Strongyloides stercoralis has a complex life cycle.  Three separate developmental stages play a role in the life cycle: adult worms, rhabditiform larvae, and filariform (infectious) larvae.  Three alternative clinically important modes of replication exist.  In the internal sexual cycle the adult female, resident in the small intestine, lays small numbers of eggs that hatch almost immediately.  The resulting rhabditiform larvae are passed in the stool, mature in the soil to infective filariform larvae, and penetrate the skin of a new human host.  After migration through the lung, the larvae crawl over the glottis, are swallowed and complete development in the jejeunum.  In the free-living cycle, rhabditiform larvae may instead develop in the soil into sexually active adults, thus creating an environmental reservoir of adult worms.  Each generation of this external sexual cycle includes a new cohort of infectious filariform larvae ready to re-enter the parasitic cycle in humans.  Finally, in the autoinfective cycle, infectious filariform larvae develop from rhabditiform larvae while still in the intestine.  Penetration of the colon or the anal skin by filariform larvae allows re-infection of the same host.  The autoinfective cycles, which normally result in low-grade chronic infection in normal hosts, should be distinguished from the hyperinfection that occurs in immunocompromised hosts as a result of massive potentially fatal autoinfection with dissemination of larvae to numerous distant organs.  Population based surveys in Perú indicate a strongyloides prevalence that ranges from 0.3% in the high Andes to 16% in children in the jungle.

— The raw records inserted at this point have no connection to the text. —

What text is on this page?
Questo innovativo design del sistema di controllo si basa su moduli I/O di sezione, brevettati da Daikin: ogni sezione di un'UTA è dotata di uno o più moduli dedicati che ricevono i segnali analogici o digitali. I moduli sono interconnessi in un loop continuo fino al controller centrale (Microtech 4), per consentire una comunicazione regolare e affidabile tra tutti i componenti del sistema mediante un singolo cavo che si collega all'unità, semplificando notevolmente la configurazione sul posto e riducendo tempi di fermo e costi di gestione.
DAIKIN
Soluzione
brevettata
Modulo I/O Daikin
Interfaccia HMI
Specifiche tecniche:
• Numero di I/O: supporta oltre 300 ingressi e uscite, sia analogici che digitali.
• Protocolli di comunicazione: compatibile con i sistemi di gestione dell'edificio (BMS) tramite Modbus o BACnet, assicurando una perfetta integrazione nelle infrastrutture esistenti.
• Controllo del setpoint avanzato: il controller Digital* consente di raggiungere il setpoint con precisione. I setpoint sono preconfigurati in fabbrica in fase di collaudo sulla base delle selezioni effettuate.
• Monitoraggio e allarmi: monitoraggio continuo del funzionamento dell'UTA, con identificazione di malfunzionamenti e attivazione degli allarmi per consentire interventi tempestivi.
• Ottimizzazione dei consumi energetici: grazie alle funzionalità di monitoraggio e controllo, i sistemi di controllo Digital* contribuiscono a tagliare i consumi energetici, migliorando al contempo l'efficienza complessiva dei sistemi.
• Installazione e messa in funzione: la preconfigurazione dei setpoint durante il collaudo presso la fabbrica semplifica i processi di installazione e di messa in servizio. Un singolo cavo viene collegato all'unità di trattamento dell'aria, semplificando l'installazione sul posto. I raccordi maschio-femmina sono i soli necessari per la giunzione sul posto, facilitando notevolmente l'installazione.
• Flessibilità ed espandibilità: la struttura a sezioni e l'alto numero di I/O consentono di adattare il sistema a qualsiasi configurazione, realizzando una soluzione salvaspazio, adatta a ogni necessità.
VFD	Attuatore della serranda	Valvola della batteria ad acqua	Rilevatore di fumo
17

Clinically, strongyloides infection is often asymptomatic.  Purely intestinal infection may cause mild to severe abdominal symptoms.  Adult females in the small intestinal mucosa may cause mild to severe inflammation.  In autoinfective cycles, migrating larvae may cause serpiginous skin lesions (larva currens), especially around buttocks, or lung inflammation.  Opportunistic behavior in immunocompromised hosts with hyperinfection may result in wide dissemination to extraintestinal organs, including the central nervous system, pulmonary hemorrhages, sepsis, and death.  Inflammation and necrosis may occur in any organ and massive GI bleeding, toxic megacolon, and intestinal perforation may occur.  Predisposing factors include malnutrition, corticosteroid therapy, malignancy, and HTLV-1 (but not HIV) infection.  Patients with strongyloides hyperinfection may have eosinophilia in the early stages of disseminated disease, but are most often eosinopenic by the time of clinical presentation.

Admission blood cultures were negative but because of persistent hypotension, she was on vasopressors for 10 days.  During the second week line related sepsis with Candida and resistant Acinetobacter developed requiring fluconazole, colistin and meropenem.  Due to likely poor absoption in this patient with intestinal edema and low albumin, oral ivermectin (200ug/kg/d) was administered for 4 consecutive days until the stools turned negative for larvae on direct exam and agar plate.  She will be retreated every 15 days at least 3 times as per our practice [see Trans R Soc Trop Med Hyg. 2008 Apr;102(4):314-8].